Selling value is always valuable
Looking at the title of this column, you might be saying to yourself, “Thank you, Captain Obvious,” but stop and think for a minute. What can you offer that goes way beyond the product itself? What can you offer that will get your customer thinking beyond price issues? What do you have to offer that will make your customer tremble with terror when his CPA suggests dumping you because your prices are 20% higher than anyone else’s? And what drives your customer to tell his CPA to forget it, because he considers your products, services, and—most importantly—your overall value to him to be so strong that he does not want to live without your company at any cost? That is true value, and that is why selling value is so important—not only to your customer, but to you as well.
Check out Tom Hopkins’ great book on customer service, The Art of Selling. Hopkins has coined the phrase “The 7 Cs of Customer service,” which he described in a recent blog post:
The first C stands for Concern. I think people want to know that you are more concerned with serving them, helping them, and that they are happy, and want a long term relationship with you than you are with making the sale and getting the check. They want to feel that concern and many people in sales don’t get the dollar signs out of their eyes. If a person feels you need the sale and they feel pressure to purchase a product they’re not ready to commit to, they will fight you because they want your concern.
The second C is Competence. People demand competence and they deserve it. Clients expect you to be an expert. They want you to know your trade and your profession. They want to be able to rely on your professionalism.
The third C is Courtesy. Great people in sales are very polite. They are concerned about their manners, and they are very concerned about their vocabularies. They don’t in any way insult a person’s values by saying anything that might offend them. Our society is constantly changing its expectations for business behavior. Sadly, those expectations are often lowered, but I believe the highest paid people in business are very polite, very courteous and watch their vocabularies so they don’t insult the values of the people they are speaking with.

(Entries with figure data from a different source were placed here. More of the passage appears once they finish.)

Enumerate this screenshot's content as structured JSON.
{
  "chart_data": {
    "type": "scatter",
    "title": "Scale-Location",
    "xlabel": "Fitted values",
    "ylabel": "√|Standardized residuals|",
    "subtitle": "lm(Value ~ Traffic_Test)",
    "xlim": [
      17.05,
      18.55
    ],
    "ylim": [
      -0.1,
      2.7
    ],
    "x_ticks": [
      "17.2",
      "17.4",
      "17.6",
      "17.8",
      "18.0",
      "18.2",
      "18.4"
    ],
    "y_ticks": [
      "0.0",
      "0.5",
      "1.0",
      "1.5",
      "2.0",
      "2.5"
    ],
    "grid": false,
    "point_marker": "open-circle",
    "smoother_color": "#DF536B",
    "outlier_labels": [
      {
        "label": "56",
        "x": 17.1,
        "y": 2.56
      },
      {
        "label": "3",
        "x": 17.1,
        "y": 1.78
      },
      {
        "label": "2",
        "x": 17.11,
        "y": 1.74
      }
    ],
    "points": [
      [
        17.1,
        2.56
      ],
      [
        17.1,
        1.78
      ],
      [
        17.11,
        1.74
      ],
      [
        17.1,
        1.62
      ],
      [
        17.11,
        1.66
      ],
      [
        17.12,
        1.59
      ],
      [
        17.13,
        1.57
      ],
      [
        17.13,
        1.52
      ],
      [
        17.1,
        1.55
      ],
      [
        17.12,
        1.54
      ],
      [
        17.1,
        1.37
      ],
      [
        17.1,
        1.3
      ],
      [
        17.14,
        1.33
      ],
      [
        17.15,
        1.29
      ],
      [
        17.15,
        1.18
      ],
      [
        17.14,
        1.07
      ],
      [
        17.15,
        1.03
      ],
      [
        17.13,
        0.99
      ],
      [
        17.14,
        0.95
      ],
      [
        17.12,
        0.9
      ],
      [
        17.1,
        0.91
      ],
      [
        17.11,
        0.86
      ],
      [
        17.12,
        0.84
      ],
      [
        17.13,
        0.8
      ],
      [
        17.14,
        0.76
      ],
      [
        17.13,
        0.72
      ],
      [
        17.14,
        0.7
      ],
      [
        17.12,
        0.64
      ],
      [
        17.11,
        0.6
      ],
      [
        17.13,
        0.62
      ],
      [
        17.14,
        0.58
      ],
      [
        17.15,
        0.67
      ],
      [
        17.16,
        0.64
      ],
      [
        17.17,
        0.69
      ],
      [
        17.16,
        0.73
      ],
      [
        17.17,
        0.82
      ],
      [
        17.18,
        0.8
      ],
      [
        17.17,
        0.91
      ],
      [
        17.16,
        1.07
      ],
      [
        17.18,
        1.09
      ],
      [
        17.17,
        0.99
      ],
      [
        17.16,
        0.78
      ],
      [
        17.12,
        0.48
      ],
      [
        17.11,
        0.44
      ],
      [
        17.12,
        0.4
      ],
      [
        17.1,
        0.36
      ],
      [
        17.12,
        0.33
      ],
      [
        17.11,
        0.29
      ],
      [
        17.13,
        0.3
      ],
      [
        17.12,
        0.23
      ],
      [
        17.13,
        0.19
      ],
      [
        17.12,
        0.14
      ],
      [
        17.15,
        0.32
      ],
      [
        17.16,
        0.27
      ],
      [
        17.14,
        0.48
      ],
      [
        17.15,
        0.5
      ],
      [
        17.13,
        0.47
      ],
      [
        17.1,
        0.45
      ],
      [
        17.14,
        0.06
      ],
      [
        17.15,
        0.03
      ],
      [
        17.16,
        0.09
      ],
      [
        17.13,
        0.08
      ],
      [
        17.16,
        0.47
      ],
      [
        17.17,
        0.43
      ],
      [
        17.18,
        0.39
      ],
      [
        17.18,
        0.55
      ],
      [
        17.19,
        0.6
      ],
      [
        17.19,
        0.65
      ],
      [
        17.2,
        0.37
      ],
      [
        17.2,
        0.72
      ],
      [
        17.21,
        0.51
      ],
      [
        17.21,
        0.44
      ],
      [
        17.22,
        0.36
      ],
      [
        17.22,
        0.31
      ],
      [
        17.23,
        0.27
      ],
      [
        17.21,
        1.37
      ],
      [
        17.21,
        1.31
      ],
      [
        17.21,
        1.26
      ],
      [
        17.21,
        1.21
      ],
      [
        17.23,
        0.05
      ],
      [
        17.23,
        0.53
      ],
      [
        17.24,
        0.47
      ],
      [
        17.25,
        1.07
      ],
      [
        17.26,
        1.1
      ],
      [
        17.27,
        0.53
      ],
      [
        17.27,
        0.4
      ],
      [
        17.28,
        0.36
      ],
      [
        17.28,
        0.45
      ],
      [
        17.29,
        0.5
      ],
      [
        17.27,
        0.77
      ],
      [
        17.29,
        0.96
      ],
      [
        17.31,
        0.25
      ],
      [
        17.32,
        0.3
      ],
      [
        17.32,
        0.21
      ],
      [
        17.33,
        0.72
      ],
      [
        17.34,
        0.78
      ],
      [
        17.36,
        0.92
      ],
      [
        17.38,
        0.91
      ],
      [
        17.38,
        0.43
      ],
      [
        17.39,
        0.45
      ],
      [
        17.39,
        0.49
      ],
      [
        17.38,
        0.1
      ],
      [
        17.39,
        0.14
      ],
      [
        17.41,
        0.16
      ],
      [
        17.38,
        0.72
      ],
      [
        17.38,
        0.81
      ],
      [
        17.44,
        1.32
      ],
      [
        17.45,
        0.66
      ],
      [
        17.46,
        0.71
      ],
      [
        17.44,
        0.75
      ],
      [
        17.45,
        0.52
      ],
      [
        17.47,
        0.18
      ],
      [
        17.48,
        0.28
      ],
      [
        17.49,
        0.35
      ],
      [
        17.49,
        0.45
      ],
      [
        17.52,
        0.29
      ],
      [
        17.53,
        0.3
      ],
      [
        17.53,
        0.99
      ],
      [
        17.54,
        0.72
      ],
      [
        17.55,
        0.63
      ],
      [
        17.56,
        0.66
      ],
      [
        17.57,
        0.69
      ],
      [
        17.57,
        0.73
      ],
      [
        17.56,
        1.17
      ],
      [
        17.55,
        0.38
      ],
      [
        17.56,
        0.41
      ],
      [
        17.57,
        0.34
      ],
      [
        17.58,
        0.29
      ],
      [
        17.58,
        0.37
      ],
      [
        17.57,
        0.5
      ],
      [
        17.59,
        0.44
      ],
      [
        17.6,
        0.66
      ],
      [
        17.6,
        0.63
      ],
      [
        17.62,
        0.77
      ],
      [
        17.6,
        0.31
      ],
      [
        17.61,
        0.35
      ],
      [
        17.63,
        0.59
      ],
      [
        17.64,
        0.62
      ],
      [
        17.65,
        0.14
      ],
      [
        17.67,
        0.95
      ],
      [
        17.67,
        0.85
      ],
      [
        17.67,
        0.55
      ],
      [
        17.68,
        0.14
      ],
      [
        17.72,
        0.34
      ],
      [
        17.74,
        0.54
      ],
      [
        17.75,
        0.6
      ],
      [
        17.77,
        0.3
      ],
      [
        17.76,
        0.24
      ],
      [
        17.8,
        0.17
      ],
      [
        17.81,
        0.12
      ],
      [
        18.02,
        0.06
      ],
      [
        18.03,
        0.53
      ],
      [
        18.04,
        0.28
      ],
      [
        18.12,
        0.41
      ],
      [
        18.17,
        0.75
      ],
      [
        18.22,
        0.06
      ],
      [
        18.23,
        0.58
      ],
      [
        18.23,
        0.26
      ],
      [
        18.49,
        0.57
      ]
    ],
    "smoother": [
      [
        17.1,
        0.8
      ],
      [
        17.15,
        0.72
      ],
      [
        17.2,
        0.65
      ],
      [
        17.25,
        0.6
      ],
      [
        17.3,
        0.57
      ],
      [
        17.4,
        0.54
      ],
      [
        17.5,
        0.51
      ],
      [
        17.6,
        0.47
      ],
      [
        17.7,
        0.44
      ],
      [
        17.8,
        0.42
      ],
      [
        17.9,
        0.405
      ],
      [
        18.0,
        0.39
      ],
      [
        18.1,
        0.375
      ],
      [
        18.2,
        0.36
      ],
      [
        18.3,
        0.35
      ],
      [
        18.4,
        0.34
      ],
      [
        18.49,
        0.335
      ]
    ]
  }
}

The fourth C is Commitment. This is one I find lacking in the business today. People are not willing to commit and dedicate themselves to becoming the very best in their industries. As you read this, I hope you realize that the top professionals make a commitment—it’s called being willing to get out of balance for a period of time so that someday they can have complete balance. I believe in balance in our lives today, but I also believe that in building a business you have to be willing to spend some time out of balance. That means if you have a family, you need to sit down with the family and say, “We are going to commit 24 months of putting in more time and effort. And, if I do everything that I have to do as a professional, I can work less time with much more income for the family. This will come about only because we are willing to make this commitment.”
The fifth C is Composure. It’s important that we don’t allow ourselves to get upset and frustrated with this business. Realize that you are in the people business and have chosen the vehicle of your particular industry to serve the needs of others. In the people business you can get messed up if you don’t keep your composure.
The sixth C is Consistency. Every professional I have ever trained who has gone on to be one of the best is consistent. Those pros know exactly how many contacts they need to make each day. They know exactly the number of calls, exactly the number of people they are going to visit, which will result in so many products sold and they make that commitment to consistency.
The seventh C is Creativity. The people I meet who do the best are very creative. In other words, if they have a challenge, they overcome it by being creative. If something is wrong in their lives, they handle it by being creative. If you have a sale that is about to fall out or cancel, get creative. If it doesn’t go through, don’t get depressed—become more creative. Approach it with the attitude that you will take what you learn from this opportunity and develop your creativity.
By concentrating on your buyers’ needs and giving them the proper service they deserve, you’ll develop a career that will support you and your loved ones for a lifetime! (Copyright Tom Hopkins International Inc.)
This is fantastic stuff, man. And here is what we need to do. We need to follow Tom’s rules to a T and come up with some ideas of our own.
Here are a couple that I have personally used over the years:
- If your company messes something up like a field reject, a quality issue, or a late delivery, and the customer is really upset, then get over there. Drop what you are doing and go visit that customer and talk to him face to face. It may provide him with nothing more than a live butt to kick or a live person to yell at, but it will be worth it in the long run. He will remember your courage and caring enough to come and see him live and in person. Yes, he will respect you in the morning.
- Here is another one. Living in New England where it snows once in a while, I always made a point to get in my Jeep and visit customers during those storms. Man, did that impress them! They talked about that for years and established my reputation as a guy who would go to any lengths to service his customers.
And there are numerous stories of people going to great lengths, chartering a plane, driving all night, doing whatever they could to dramatically deliver product on time.
These stories not only exemplify great customer service, they also become a part of your reputation as an outstanding customer service company. And that is really what customer service is all about. It’s only common sense.